Artists: What You Have To Lose To Gain

Updated: Jun 11, 2019

Have you stood in front of your painting, stared at it for a long time, quieted your mind enough to hear what it was saying to you, and listened to what it said?


“You have to break me.”


Uh oh 😟


During the creation of my recent Fetish Of Form paintings for the Over Worked show, I was faced with this question a few times.

Before I started creating this painting, “Think It Into Oblivion,” I had a vision for what I expected it to look like. Here is the piece in an early stage.




I had an idea to cover the left side of the painting with subtle texture and washes of dark color over textured light colors.

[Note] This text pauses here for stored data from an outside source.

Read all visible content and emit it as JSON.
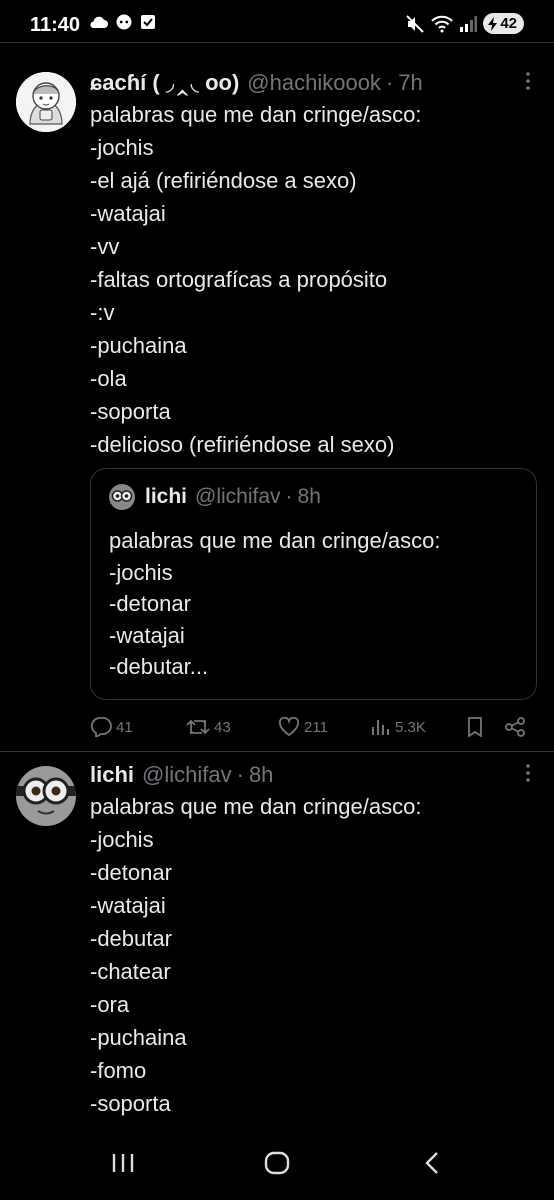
{
  "status_bar": {
    "time": "11:40",
    "battery": "42",
    "icons": [
      "cloud-icon",
      "discord-icon",
      "checkbox-icon",
      "mute-icon",
      "wifi-icon",
      "signal-icon",
      "battery-icon"
    ]
  },
  "tweet1": {
    "display_name": "ɕacɦí ( ◞‸◟ oo)",
    "handle": "@hachikoook",
    "separator": "·",
    "time": "7h",
    "lines": [
      "palabras que me dan cringe/asco:",
      "-jochis",
      "-el ajá (refiriéndose a sexo)",
      "-watajai",
      "-vv",
      "-faltas ortografícas a propósito",
      "-:v",
      "-puchaina",
      "-ola",
      "-soporta",
      "-delicioso (refiriéndose al sexo)"
    ],
    "quote": {
      "display_name": "lichi",
      "handle": "@lichifav",
      "separator": "·",
      "time": "8h",
      "lines": [
        "palabras que me dan cringe/asco:",
        "-jochis",
        "-detonar",
        "-watajai",
        "-debutar..."
      ]
    },
    "actions": {
      "replies": "41",
      "retweets": "43",
      "likes": "211",
      "views": "5.3K"
    }
  },
  "tweet2": {
    "display_name": "lichi",
    "handle": "@lichifav",
    "separator": "·",
    "time": "8h",
    "lines": [
      "palabras que me dan cringe/asco:",
      "-jochis",
      "-detonar",
      "-watajai",
      "-debutar",
      "-chatear",
      "-ora",
      "-puchaina",
      "-fomo",
      "-soporta"
    ]
  },
  "colors": {
    "background": "#000000",
    "text": "#e7e9ea",
    "muted": "#71767b",
    "border": "#2f3336"
  }
}
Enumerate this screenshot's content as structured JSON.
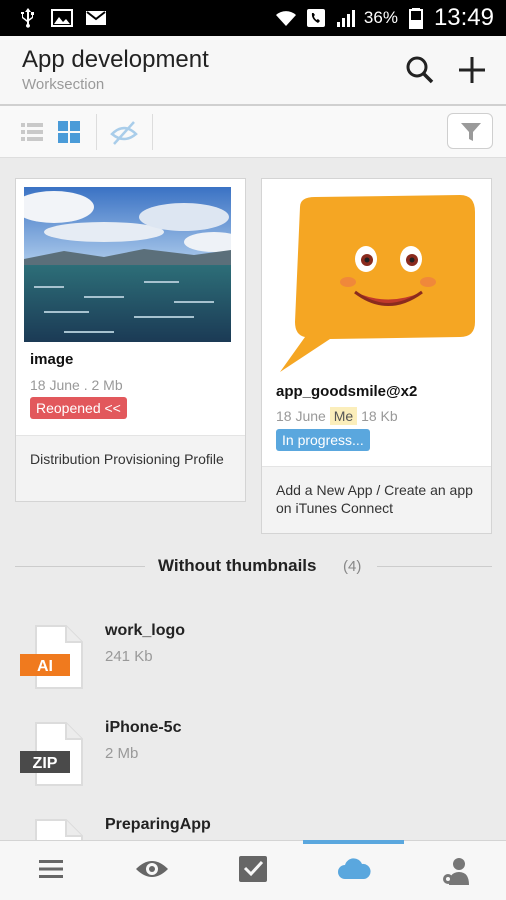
{
  "status_bar": {
    "left_icons": [
      "usb-icon",
      "image-icon",
      "gmail-icon"
    ],
    "right_icons": [
      "wifi-icon",
      "call-icon",
      "signal-icon",
      "battery-icon"
    ],
    "battery_percent": "36%",
    "time": "13:49"
  },
  "app_bar": {
    "title": "App development",
    "subtitle": "Worksection",
    "actions": [
      "search-icon",
      "add-icon"
    ]
  },
  "toolbar": {
    "view_modes": [
      "list-view-icon",
      "grid-view-icon"
    ],
    "active_view": "grid",
    "hide_icon": "eye-off-icon",
    "filter_icon": "filter-icon"
  },
  "cards": [
    {
      "name": "image",
      "meta": "18 June . 2 Mb",
      "status": "Reopened <<",
      "status_color": "#e2585c",
      "description": "Distribution Provisioning Profile"
    },
    {
      "name": "app_goodsmile@x2",
      "date": "18 June",
      "owner_tag": "Me",
      "size": "18 Kb",
      "status": "In progress...",
      "status_color": "#5aa7de",
      "description": "Add a New App / Create an app on iTunes Connect"
    }
  ],
  "section": {
    "title": "Without thumbnails",
    "count": "(4)"
  },
  "files": [
    {
      "name": "work_logo",
      "size": "241 Kb",
      "type": "AI",
      "type_color": "#f07a1e"
    },
    {
      "name": "iPhone-5c",
      "size": "2 Mb",
      "type": "ZIP",
      "type_color": "#4a4a4a"
    },
    {
      "name": "PreparingApp",
      "size": "",
      "type": "",
      "type_color": "#4a4a4a"
    }
  ],
  "bottom_nav": {
    "items": [
      "menu-icon",
      "eye-icon",
      "checkbox-icon",
      "cloud-icon",
      "user-settings-icon"
    ],
    "active": "cloud-icon",
    "accent": "#5aa7de"
  }
}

At this point I was feeling dissatisfied with the painting. It really need a drastic shake-up. I took some R&F paint sticks and ran them over most of the entire surface of the painting, including all of the parts that I spent hours rendering!

This did take some courage because when you do this, there will be parts that are permanently changed, no matter if you try to scrape off the new paint, or wash it off with solvent, or whatever.

This piece was lacking a verve that I felt adding strong shapes with dramatic contrast would bring to it. And to find these shapes, I was going to have to set aside what I had already created and “mess up” the piece for a while to get to a stronger design.




In the end, I am much more satisfied with this dramatic shift in the composition in the piece that I would not have found were I afraid to listen to the piece. It was begging for a stark change, and I answered the call.




Through listening to what our heart is telling us about the painting, we can uncover a more powerful image, even if our heart is telling us to destroy what we have already created.